Все это Иванушкин помнил до мельчайших подробностей. Помнил, как купил в магазинчике мены новую куртку на пеновате и тут же надел вместо засаленного ватника. Потом взял банку маргарина, потом коробку карамели и женский серебристый комбинезон с оторочкой искусственным мехом… бутылки, коробки, коробочки и пакетики…Счет все не кончался…Сигареты, спички, брелоки…Еще остается… Тогда добавьте плитку белого шоколада, его так любит Дина…

…Тающий во рту молочный шоколад с розовой начинкой. Ив отламывал дольки и вкладывал в жадно раскрытый рот Дины. Огромный блестящий мешок с мены, наполненный чудо-дарами, преобразил крошечную убогую времянку. Не чувствовалось ни холода, ни сырости, не смущала наледь на окнах, и уже не казался тусклым свет самодельной лампы, которую нельзя брать в руки, потому что на ладонях после этого остаются черные пятна, а потом образуются красные незаживающие язвы.

— Вечный светильник в другой раз бери, — увещевала Дина, — и непременно "Филипс", а не какой-нибудь китайский самопал.

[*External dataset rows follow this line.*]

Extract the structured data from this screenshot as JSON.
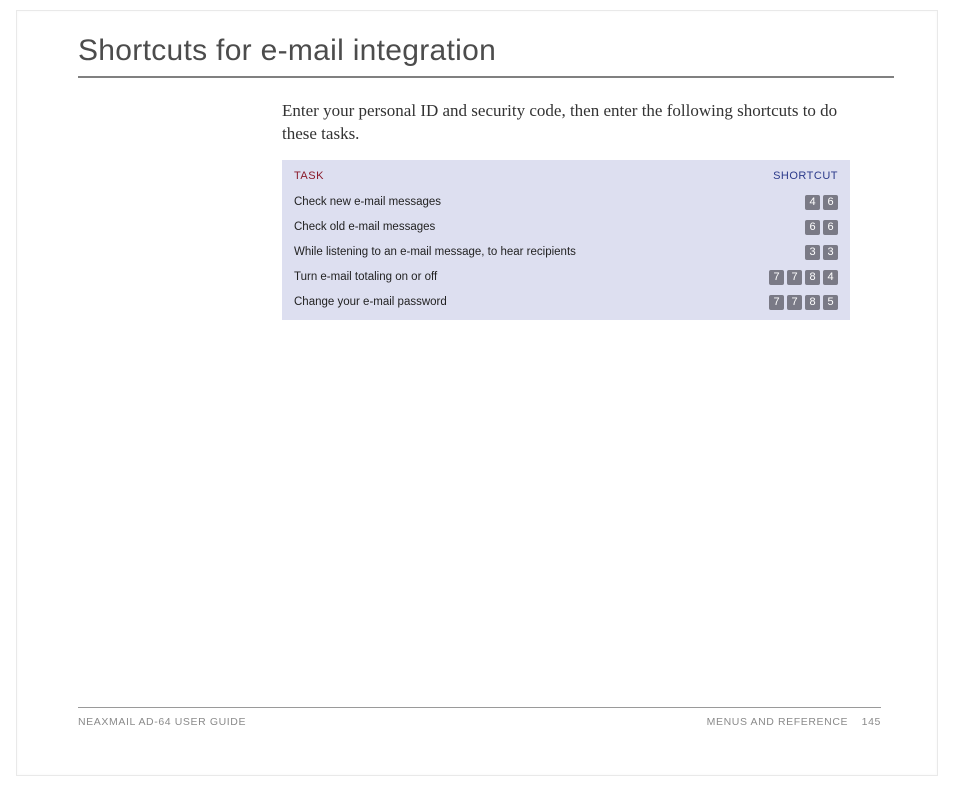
{
  "heading": "Shortcuts for e-mail integration",
  "intro": "Enter your personal ID and security code, then enter the following shortcuts to do these tasks.",
  "table": {
    "head_task": "TASK",
    "head_shortcut": "SHORTCUT",
    "rows": [
      {
        "task": "Check new e-mail messages",
        "keys": [
          "4",
          "6"
        ]
      },
      {
        "task": "Check old e-mail messages",
        "keys": [
          "6",
          "6"
        ]
      },
      {
        "task": "While listening to an e-mail message, to hear recipients",
        "keys": [
          "3",
          "3"
        ]
      },
      {
        "task": "Turn e-mail totaling on or off",
        "keys": [
          "7",
          "7",
          "8",
          "4"
        ]
      },
      {
        "task": "Change your e-mail password",
        "keys": [
          "7",
          "7",
          "8",
          "5"
        ]
      }
    ]
  },
  "footer": {
    "left": "NEAXMAIL AD-64 USER GUIDE",
    "right_section": "MENUS AND REFERENCE",
    "page": "145"
  }
}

Они курили одну за другой сигареты и пили тягучий ликер из темной пузатой бутылки. Иванушкин, правда, предлагал сбегать к соседям и поменять тюбик помады и сигареты на бутылку черноплодной бражки, но Дина разозлилась и закричала в голос: как можно мешать чудесный ликер с мерзкой огородной брагой! Иванушкин как был, так и останется навсегда огородным чучелом. Вместо бражки выпили еще по рюмочке ликера и примирились.

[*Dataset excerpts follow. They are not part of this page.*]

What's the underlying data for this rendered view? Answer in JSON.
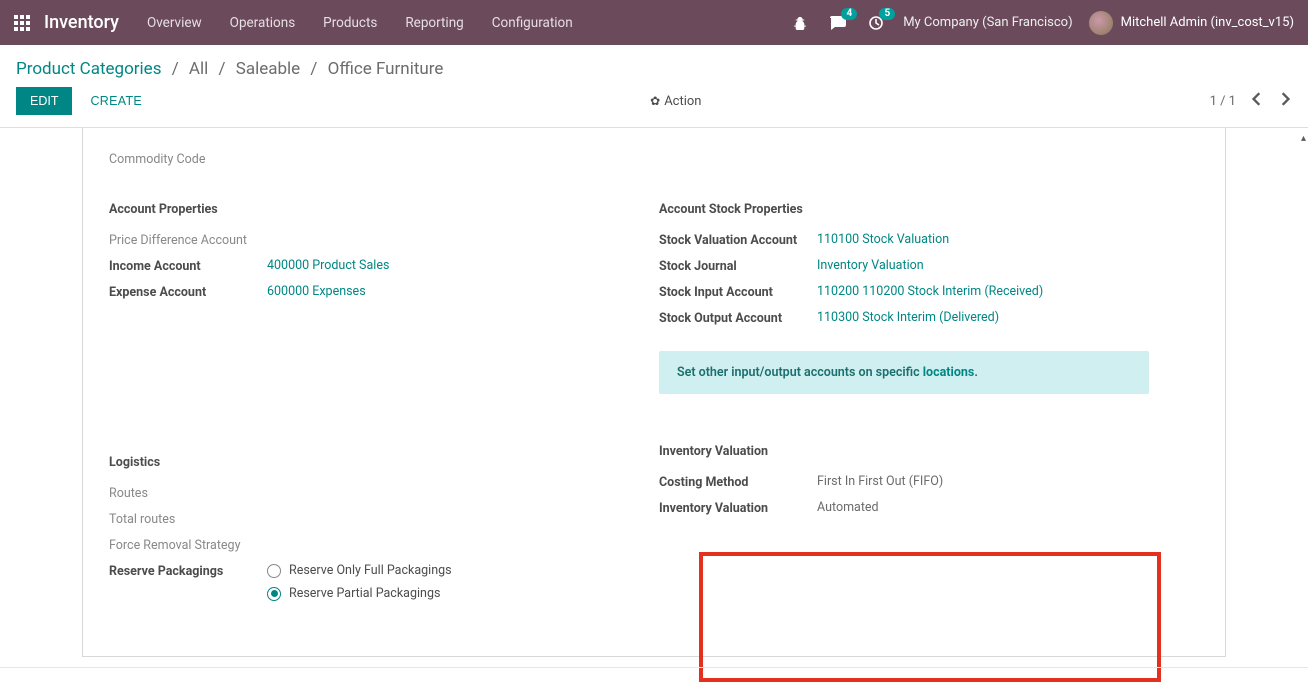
{
  "topbar": {
    "brand": "Inventory",
    "menu": [
      "Overview",
      "Operations",
      "Products",
      "Reporting",
      "Configuration"
    ],
    "chat_badge": "4",
    "activity_badge": "5",
    "company": "My Company (San Francisco)",
    "user": "Mitchell Admin (inv_cost_v15)"
  },
  "breadcrumb": {
    "root": "Product Categories",
    "seg1": "All",
    "seg2": "Saleable",
    "current": "Office Furniture"
  },
  "buttons": {
    "edit": "EDIT",
    "create": "CREATE",
    "action": "Action"
  },
  "pager": {
    "text": "1 / 1"
  },
  "fields": {
    "commodity_code_label": "Commodity Code",
    "account_props_title": "Account Properties",
    "price_diff_label": "Price Difference Account",
    "income_label": "Income Account",
    "income_value": "400000 Product Sales",
    "expense_label": "Expense Account",
    "expense_value": "600000 Expenses",
    "stock_props_title": "Account Stock Properties",
    "sva_label": "Stock Valuation Account",
    "sva_value": "110100 Stock Valuation",
    "sj_label": "Stock Journal",
    "sj_value": "Inventory Valuation",
    "sia_label": "Stock Input Account",
    "sia_value": "110200 110200 Stock Interim (Received)",
    "soa_label": "Stock Output Account",
    "soa_value": "110300 Stock Interim (Delivered)",
    "info_prefix": "Set other input/output accounts on specific ",
    "info_link": "locations",
    "info_suffix": ".",
    "logistics_title": "Logistics",
    "routes_label": "Routes",
    "total_routes_label": "Total routes",
    "force_removal_label": "Force Removal Strategy",
    "reserve_pack_label": "Reserve Packagings",
    "reserve_full": "Reserve Only Full Packagings",
    "reserve_partial": "Reserve Partial Packagings",
    "inv_val_title": "Inventory Valuation",
    "costing_label": "Costing Method",
    "costing_value": "First In First Out (FIFO)",
    "inv_val_label": "Inventory Valuation",
    "inv_val_value": "Automated"
  }
}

Дина раскраснелась, глаза ее сверкали, и вся она наполнилась удивительным жаром — скинула ватник и свитер и бегала по времянке в одной прозрачной кофточке и коротких белых брючках, и не могла налюбоваться на удивительные вещи, созданные где-то в ином мире, а, может быть, и в ином измерении.

— Боже мой, я же красавица, Ив, взгляни, какая я красавица! восклицала она, глядясь в тусклое зеркальце на стене.

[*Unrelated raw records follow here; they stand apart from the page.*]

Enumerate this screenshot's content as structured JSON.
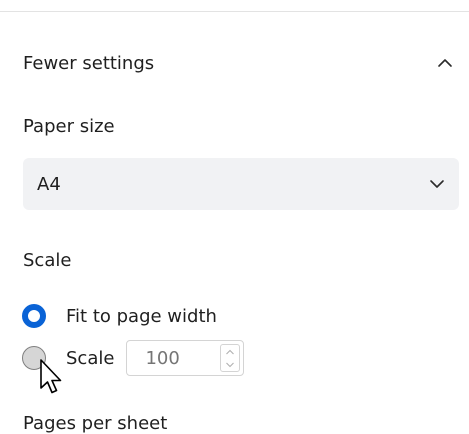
{
  "section_toggle": {
    "label": "Fewer settings",
    "icon": "chevron-up-icon"
  },
  "paper_size": {
    "label": "Paper size",
    "selected": "A4",
    "icon": "chevron-down-icon"
  },
  "scale": {
    "label": "Scale",
    "options": [
      {
        "label": "Fit to page width",
        "checked": true
      },
      {
        "label": "Scale",
        "checked": false
      }
    ],
    "value_placeholder": "100"
  },
  "pages_per_sheet": {
    "label": "Pages per sheet"
  },
  "colors": {
    "accent": "#0a63d6",
    "select_bg": "#f1f2f4",
    "divider": "#e3e3e3",
    "disabled_text": "#b7b7b7"
  }
}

Внезапно глаза ее наполнились слезами, а крошечные ручки сжались в кулачки. Закусив губу, она придирчиво оглядела свое отражение.

— Сволочи ползучие, — прошипела она, и глаза ее холодно и странно блеснули. — Почему они там, а я здесь? Почему?

— Динуль, дорогая, я тебе столько добра принес, а ты и не рада, вздохнул Иванушкин и полез за новым сувениром в свой сказочный мешок.

Но мешок был пуст… Иванушкин напрасно шарил по дну мешка — все исчезло… Все… Он огляделся. И Дина исчезла. Времянка была пуста… Лишь хлопала наружная дверь, да завывал ветер, пытаясь сорвать крышу…

…Ив дернулся всем телом и проснулся.

"Как я устал, — подумал он, не открывая глаз, — как я невозможно устал".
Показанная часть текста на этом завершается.